Sorting Arrays¶

Up to this point we have been concerned mainly with tools to access and operate on array data with NumPy. This chapter covers algorithms related to sorting values in NumPy arrays. These algorithms are a favorite topic in introductory computer science courses: if you've ever taken one, you probably have had dreams (or, depending on your temperament, nightmares) about insertion sorts, selection sorts, merge sorts, quick sorts, bubble sorts, and many, many more. All are means of accomplishing a similar task: sorting the values in a list or array.

Python has a couple of built-in functions and methods for sorting lists and other iterable objects. The sorted function accepts a list and returns a sorted version of it:

In [1]:

L = [3, 1, 4, 1, 5, 9, 2, 6]
sorted(L)  # returns a sorted copy

Out[1]:

[1, 1, 2, 3, 4, 5, 6, 9]

By contrast, the sort method of lists will sort the list in-place:

In [2]:

L.sort()  # acts in-place and returns None
print(L)

[1, 1, 2, 3, 4, 5, 6, 9]

Python's sorting methods are quite flexible, and can handle any iterable object. For example, here we sort a string:

In [3]:

sorted('python')

Out[3]:

['h', 'n', 'o', 'p', 't', 'y']

These built-in sorting methods are convenient, but as previously discussed, the dynamism of Python values means they are less performant than routines designed specifically for uniform arrays of numbers. This is where NumPy's sorting routines come in.

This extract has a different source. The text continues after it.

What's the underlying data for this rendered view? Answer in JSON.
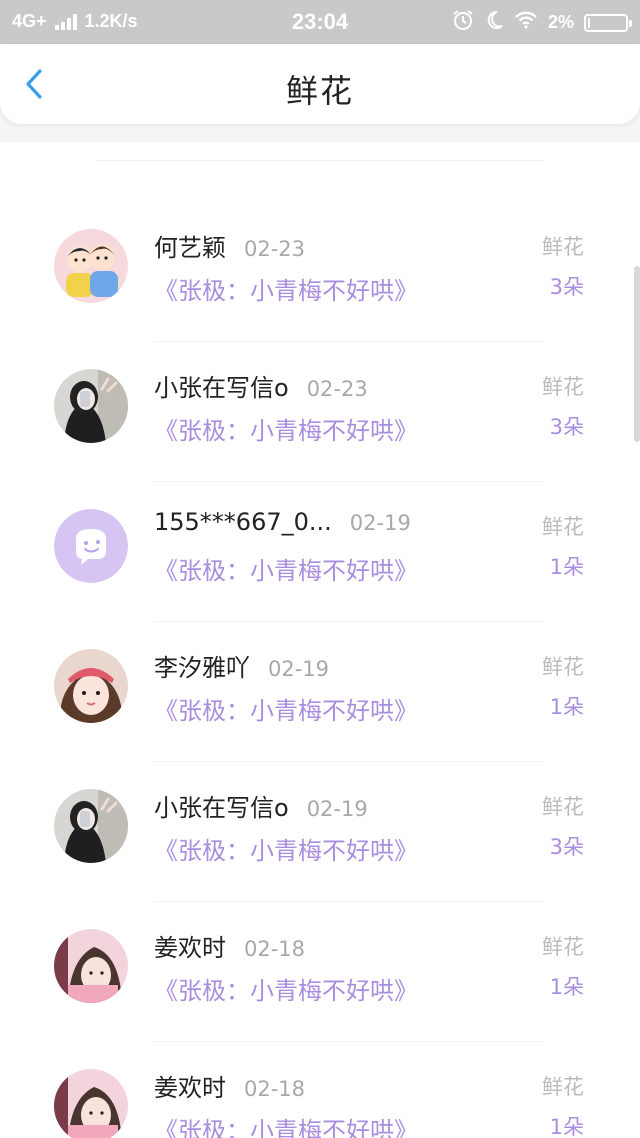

Fast Sorting in NumPy: np.sort and np.argsort¶

The np.sort function is analogous to Python's built-in sorted function, and will efficiently return a sorted copy of an array:

In [4]:

import numpy as np

x = np.array([2, 1, 4, 3, 5])
np.sort(x)

Out[4]:

array([1, 2, 3, 4, 5])

Similarly to the sort method of Python lists, you can also sort an array in-place using the array sort method:

In [5]:

x.sort()
print(x)

[1 2 3 4 5]

A related function is argsort, which instead returns the indices of the sorted elements:

In [6]:

x = np.array([2, 1, 4, 3, 5])
i = np.argsort(x)
print(i)

[1 0 3 2 4]

The first element of this result gives the index of the smallest element, the second value gives the index of the second smallest, and so on. These indices can then be used (via fancy indexing) to construct the sorted array if desired:

In [7]:

x[i]

Out[7]:

array([1, 2, 3, 4, 5])

You'll see an application of argsort later in this chapter.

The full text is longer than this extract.